Popescu contends that the council has the power to interpret the measure "in a fair and sensible manner."
Rigsby said he believes the measure "can be very easily clarified" and that he has made an effort to bring both sides together to hammer out the details.
"Measure V is much more benign than its detractors believe it to be," he said. "The only problem I see with what the detractors are doing, is they are trying to play 'I told you so.' "
He said he does not believe Measure V requires concurrency.
Brauer said he believes the measure needs clarification and that it can be done through negotiation.
He said he could bring about the negotiations because he is neutral on the issues. He said he did not take a position on either Measure V or Measure U.
Brauer said he would favor the council placing a clarification measure on the ballot.
Traffic "is a huge issue" in Loma Linda, he said. He said he deserves some of the credit for improvements planned at the Anderson Street-Tippecanoe Avenue ramps with Interstate 10 and the widening of bridges on Mountain View Avenue.

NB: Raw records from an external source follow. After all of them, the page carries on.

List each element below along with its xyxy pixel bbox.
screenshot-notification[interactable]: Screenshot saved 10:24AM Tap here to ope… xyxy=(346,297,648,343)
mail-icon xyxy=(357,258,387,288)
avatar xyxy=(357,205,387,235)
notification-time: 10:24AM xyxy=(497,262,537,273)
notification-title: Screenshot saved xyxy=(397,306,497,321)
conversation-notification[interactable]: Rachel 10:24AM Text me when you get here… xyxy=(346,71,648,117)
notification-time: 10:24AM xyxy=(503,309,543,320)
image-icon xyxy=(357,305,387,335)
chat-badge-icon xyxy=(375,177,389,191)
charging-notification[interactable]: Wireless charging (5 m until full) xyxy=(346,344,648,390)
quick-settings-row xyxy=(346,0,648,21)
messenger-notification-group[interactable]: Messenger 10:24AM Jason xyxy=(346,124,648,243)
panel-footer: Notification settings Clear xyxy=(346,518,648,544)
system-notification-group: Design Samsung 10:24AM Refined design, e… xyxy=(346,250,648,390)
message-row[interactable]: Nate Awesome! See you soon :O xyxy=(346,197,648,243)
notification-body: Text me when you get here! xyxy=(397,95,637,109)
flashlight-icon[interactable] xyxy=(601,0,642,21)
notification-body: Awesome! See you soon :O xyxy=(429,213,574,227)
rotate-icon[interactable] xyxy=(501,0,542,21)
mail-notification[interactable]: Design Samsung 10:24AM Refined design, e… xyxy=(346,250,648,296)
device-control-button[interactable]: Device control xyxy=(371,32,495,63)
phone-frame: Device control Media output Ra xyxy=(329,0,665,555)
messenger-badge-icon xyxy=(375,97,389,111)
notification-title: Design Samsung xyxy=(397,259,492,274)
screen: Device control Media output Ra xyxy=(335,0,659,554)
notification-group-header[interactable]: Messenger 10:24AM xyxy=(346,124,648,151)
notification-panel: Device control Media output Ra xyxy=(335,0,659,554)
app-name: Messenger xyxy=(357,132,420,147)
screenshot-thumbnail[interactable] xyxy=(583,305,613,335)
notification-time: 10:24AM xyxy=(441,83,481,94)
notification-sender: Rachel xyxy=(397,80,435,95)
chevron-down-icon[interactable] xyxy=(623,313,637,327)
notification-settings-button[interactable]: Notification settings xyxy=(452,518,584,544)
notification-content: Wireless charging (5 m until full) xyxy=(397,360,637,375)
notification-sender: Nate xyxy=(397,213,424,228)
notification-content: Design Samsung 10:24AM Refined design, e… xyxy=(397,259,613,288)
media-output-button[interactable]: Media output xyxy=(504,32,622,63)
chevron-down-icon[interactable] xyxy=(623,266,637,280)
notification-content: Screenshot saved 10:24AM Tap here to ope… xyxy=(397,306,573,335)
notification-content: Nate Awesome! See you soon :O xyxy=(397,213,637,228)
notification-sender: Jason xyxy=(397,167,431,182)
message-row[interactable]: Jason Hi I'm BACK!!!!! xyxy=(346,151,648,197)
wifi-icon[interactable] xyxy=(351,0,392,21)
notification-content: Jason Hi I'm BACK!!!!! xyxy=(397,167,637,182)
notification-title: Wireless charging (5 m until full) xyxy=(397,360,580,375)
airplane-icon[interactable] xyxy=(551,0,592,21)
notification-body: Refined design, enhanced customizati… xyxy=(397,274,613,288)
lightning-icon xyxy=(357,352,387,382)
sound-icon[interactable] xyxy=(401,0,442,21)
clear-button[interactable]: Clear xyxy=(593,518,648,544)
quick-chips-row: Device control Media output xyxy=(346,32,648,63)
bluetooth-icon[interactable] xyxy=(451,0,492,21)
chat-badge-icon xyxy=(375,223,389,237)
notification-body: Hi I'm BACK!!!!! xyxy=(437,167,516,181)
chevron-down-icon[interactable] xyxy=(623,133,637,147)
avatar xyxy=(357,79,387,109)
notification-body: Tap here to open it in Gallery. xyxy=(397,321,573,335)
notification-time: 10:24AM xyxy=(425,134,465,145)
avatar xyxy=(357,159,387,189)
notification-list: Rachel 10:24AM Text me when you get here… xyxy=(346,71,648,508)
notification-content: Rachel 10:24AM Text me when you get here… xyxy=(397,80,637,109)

Brauer said he still has concerns about the design of the Anderson interchange because the plans do not include fly-over ramps and other improvements necessary to untangle the intersection.
Leialoha said Measure V is fine as written.
"There will be lots of chances down the line to make corrections or additions," he said. "At this point there is nothing to change."
He said traffic on major streets in Loma Linda, including Anderson, could be reduced by replacing medians with "zip lanes" that can be converted from one direction to the other depending on demand during the day.
"We have to be smart about growth," he said. "We know that the town has to grow. Any city has to grow. But right now we need to get our traffic controls in place. We need to get parking situated."
He said the city should work with the university and downtown businesses to build a parking structure.
Dupper said Measure V does not need to be repealed or clarified.
"If anything, it should be strengthened," he said. "I believe that we need to take a closer look at what we're protecting and protect other things, too. Not only the hills. We need to look at how we do business in Loma Linda and try to keep it a small community."
He said he sees Loma Linda as a bedroom community that should not attempt to attract more businesses.
"I believe it is a small, safe, quiet community that needs to stay that way," he said. "I don't think it needs growth in housing."
He said the city's major thoroughfares, especially Redlands Boulevard and Anderson, are not equipped to handle the traffic they already carry. The most important thing the council should do, Dupper said, is to ensure that adding development does not worsen traffic.